Kütüphânenin en iyi yıllarını şehrin kuruluşu ile Ptolemaios Philadelphos dönemi arasına tarihlendirebiliriz. Çünkü, M.Ö. 283 yılında imparator olan Ptolemaios Philadelphos’un ilk işi Phalerumlu Demetrius’u taşraya sürgüne göndermek olmuştur. Phalerumlu Demetrius, sürgündeyken, M.Ö. 280 yılında, Diogenes Laertios’un ironik ifâdesiyle, elini bir engerek yılanının sokması sonucunda ölür. Cleopatra’nın ölümü için de Eutropius’un “kendini engerek yılanına sokturdu ve zehirlenerek öldü” şeklindeki anlatımını esâs alırsak (Kısa Roma Tarihi, VII, 7), İskenderiye’nin engerek yılanlarının istenmeyen kişilerin ortadan kaldırılmasında hayli faydalı oldukları anlaşılmaktadır. Doğruluğu bilinmemekle birlikte, Ptolemaios Philadelphos hakkında anlatılan bir başka öykü daha vardır. Buna göre, Maronyalı şâir Sotades, Ptolemaios Philadelphos’un evliliğini müstehcen dille hicveden bir mektup yazınca, imparatorun emriyle tutuklanmış ve kurşundan dökülme bir sandığa kapatılıp, denize atılmıştır.

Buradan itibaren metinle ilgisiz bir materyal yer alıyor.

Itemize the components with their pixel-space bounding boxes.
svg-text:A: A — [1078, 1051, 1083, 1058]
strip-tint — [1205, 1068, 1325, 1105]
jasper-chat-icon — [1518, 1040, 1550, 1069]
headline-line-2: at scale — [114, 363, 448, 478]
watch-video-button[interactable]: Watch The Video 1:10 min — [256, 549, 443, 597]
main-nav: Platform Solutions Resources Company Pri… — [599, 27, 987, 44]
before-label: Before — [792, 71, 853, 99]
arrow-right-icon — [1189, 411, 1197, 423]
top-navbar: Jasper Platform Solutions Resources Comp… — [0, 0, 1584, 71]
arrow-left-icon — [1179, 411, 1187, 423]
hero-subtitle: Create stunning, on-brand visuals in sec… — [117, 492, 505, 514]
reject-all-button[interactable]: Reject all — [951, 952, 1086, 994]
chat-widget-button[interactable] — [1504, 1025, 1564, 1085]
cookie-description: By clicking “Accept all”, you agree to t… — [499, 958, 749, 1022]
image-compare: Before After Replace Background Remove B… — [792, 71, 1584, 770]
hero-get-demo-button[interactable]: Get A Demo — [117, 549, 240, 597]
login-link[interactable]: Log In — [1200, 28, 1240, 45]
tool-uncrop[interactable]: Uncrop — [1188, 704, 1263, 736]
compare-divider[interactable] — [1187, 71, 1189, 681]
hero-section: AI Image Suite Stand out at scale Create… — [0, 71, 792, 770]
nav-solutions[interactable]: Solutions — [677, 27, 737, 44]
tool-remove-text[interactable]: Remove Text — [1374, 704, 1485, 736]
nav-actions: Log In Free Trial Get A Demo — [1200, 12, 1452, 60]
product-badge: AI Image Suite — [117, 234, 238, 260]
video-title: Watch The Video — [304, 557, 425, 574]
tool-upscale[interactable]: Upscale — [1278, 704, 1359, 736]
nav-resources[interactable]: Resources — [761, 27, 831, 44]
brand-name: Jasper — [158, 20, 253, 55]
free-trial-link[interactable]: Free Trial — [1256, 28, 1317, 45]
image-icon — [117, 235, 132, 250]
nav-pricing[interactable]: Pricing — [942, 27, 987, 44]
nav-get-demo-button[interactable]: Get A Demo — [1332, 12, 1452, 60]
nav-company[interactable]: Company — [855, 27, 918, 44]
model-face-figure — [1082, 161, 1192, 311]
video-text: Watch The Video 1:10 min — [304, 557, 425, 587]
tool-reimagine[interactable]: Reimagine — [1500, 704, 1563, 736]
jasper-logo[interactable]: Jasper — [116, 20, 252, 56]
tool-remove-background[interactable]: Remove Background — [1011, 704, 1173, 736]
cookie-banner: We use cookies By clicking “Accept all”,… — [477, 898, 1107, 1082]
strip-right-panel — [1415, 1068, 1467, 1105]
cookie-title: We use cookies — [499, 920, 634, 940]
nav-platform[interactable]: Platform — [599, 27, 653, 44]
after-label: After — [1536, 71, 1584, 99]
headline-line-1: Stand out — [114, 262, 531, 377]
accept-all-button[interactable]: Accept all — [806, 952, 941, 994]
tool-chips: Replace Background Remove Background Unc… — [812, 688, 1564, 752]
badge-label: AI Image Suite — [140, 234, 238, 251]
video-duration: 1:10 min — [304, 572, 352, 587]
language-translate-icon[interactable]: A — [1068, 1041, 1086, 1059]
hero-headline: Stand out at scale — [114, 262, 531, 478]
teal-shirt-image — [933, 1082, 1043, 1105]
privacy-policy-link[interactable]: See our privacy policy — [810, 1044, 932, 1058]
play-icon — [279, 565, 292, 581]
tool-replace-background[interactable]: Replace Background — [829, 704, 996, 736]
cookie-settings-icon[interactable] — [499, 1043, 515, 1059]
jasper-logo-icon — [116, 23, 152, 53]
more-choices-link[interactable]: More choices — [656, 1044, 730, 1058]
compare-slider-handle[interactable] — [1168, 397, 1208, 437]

M. Ö. 43 veya M.Ö. 42 yılında Sakızlı Theodotus’un çarmıha gerilmesi ve M.S. 415 yılında Hypatia’nın linç edilmesi gibi hâdisât, bilhassa Ptolemaios Euergetes döneminden itibâren İskenderiye’nin düşünürler için bir korku şehri hâline gelmiş olabileceğinin de işâretleridir. Edward Gibbon, İmparator I’inci Theodosius’un paganizme karşı açtığı savaşı “insanlığın manevî tarihinde çok dikkat çekici bir devrim” olarak değerlendirmesine karşın (Roma İmparatorluğu’nun Gerileyiş ve Çöküş Tarihi, C. 3, B. XXVIII, 1776-1788), bu mücâdelenin İskenderiye’deki örneğinin aslında vandallıktan başka bir şey olmadığı muhakkaktır. O dönemde İskenderiye Patriği olan Theophilus’un kışkırtığı kırsal kesim gürûhu M.S. 391 yılında Serapeum Tapınağını ve Serapeum Kütüphânesi’ni yıkıp yok eder. Burası uzun yıllar boyunca bir harâbe olarak kalacaktır.

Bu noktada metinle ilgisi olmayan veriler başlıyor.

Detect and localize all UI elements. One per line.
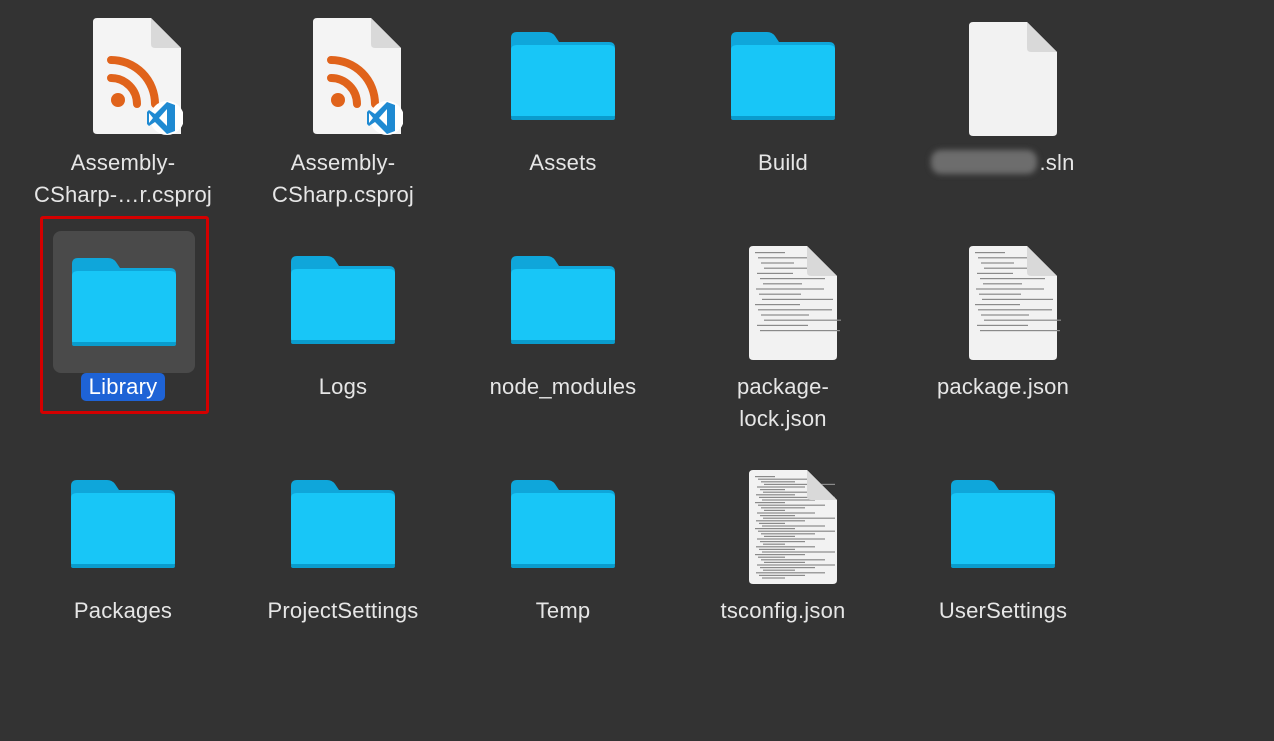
file-item-label[interactable]: node_modules (458, 371, 668, 403)
file-item[interactable]: .sln (893, 6, 1113, 230)
file-item-label[interactable]: .sln (898, 147, 1108, 179)
file-item-label[interactable]: Temp (458, 595, 668, 627)
file-item-label[interactable]: Logs (238, 371, 448, 403)
file-item-label[interactable]: Library (18, 371, 228, 403)
file-item[interactable]: Logs (233, 230, 453, 454)
text-document-icon[interactable] (723, 240, 843, 360)
file-item-label[interactable]: Assembly- CSharp.csproj (238, 147, 448, 211)
finder-icon-grid: Assembly- CSharp-…r.csproj Assembly- CSh… (0, 0, 1274, 741)
file-item[interactable]: package.json (893, 230, 1113, 454)
file-item-label[interactable]: Assets (458, 147, 668, 179)
folder-icon[interactable] (943, 464, 1063, 584)
file-item[interactable]: Assets (453, 6, 673, 230)
blurred-filename (931, 150, 1038, 174)
selected-label-text: Library (80, 373, 166, 401)
blank-document-icon[interactable] (943, 16, 1063, 136)
folder-icon[interactable] (283, 240, 403, 360)
file-item[interactable]: package- lock.json (673, 230, 893, 454)
text-document-icon[interactable] (943, 240, 1063, 360)
file-extension: .sln (1039, 150, 1075, 175)
file-item[interactable]: Assembly- CSharp.csproj (233, 6, 453, 230)
folder-icon[interactable] (503, 240, 623, 360)
file-item[interactable]: node_modules (453, 230, 673, 454)
folder-icon[interactable] (53, 231, 195, 373)
text-document-icon[interactable] (723, 464, 843, 584)
file-item-label[interactable]: UserSettings (898, 595, 1108, 627)
file-item-label[interactable]: Build (678, 147, 888, 179)
file-item-label[interactable]: package- lock.json (678, 371, 888, 435)
file-item[interactable]: UserSettings (893, 454, 1113, 678)
file-item[interactable]: Library (13, 230, 233, 454)
file-item[interactable]: Packages (13, 454, 233, 678)
file-item[interactable]: tsconfig.json (673, 454, 893, 678)
file-item-label[interactable]: package.json (898, 371, 1108, 403)
folder-icon[interactable] (723, 16, 843, 136)
folder-icon[interactable] (283, 464, 403, 584)
csproj-rss-vscode-icon[interactable] (63, 16, 183, 136)
csproj-rss-vscode-icon[interactable] (283, 16, 403, 136)
folder-icon[interactable] (503, 16, 623, 136)
file-item[interactable]: Temp (453, 454, 673, 678)
file-item-label[interactable]: tsconfig.json (678, 595, 888, 627)
file-item[interactable]: Assembly- CSharp-…r.csproj (13, 6, 233, 230)
file-item[interactable]: ProjectSettings (233, 454, 453, 678)
folder-icon[interactable] (63, 464, 183, 584)
file-item-label[interactable]: Packages (18, 595, 228, 627)
file-item-label[interactable]: ProjectSettings (238, 595, 448, 627)
file-item[interactable]: Build (673, 6, 893, 230)
file-item-label[interactable]: Assembly- CSharp-…r.csproj (18, 147, 228, 211)
folder-icon[interactable] (503, 464, 623, 584)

Edward Gibbon, muğlak “İskenderiye Kütüphânesi” ifâdesi ile eğer sadece Serapeum Kütüphânesi’ni kastediyorsa, bu olaydan 20 yıl sonra bile oradan gelip geçenlerin yıkıntılar arasında kütüphânenin boş raflarını gördüklerinde üzüntü ve tiksinti duyduklarını yazarken haklı olmalıdır ( C. 3, B. XXVIII, 1776-1788). Ama, Patrik Theophilus’un neden olduğu yıkım ve yağmayı anlatırken kullandığı “İskenderiye Kütüphânesi” ifâdesiyle Serapeum Kütüphânesi ile birlikte “Mouseîon” içindeki tarihî kütüphâneyi de kastediyorsa, bunda çok daha haklıdır. Çünkü, şehri kasıp kavuran Hıristiyan vandallığı esnâsında tarihî İskenderiye Kütüphânesi’nden geriye kalanların da zarar görmemesi mümkün değildi.
İskenderiye Kütüphânesi’nin yok oluşunu Amr bin Âs’ın M.S. 641 yılında kütüphânedeki kitapları yakılmaları için hamamlara ve fırınlara dağıttırması olayına tarihlendirenler de bulunuyor. Ama, Amr bin Âs rivâyetinin İskenderiye’nin Araplar tarafından ele geçirilmesinden asırlar sonra ortaya çıkması, anlatılanları büsbütün kuşkulu hâle getirmektedir. Oysa, Bragalı Orosius, M.S. 641 yılından epey önce, M.S. 416 yılı civârında, İskenderiye’de “ayakta kalmayı başaran hiç bir kütüphâne kalmadığını” yazmıştır.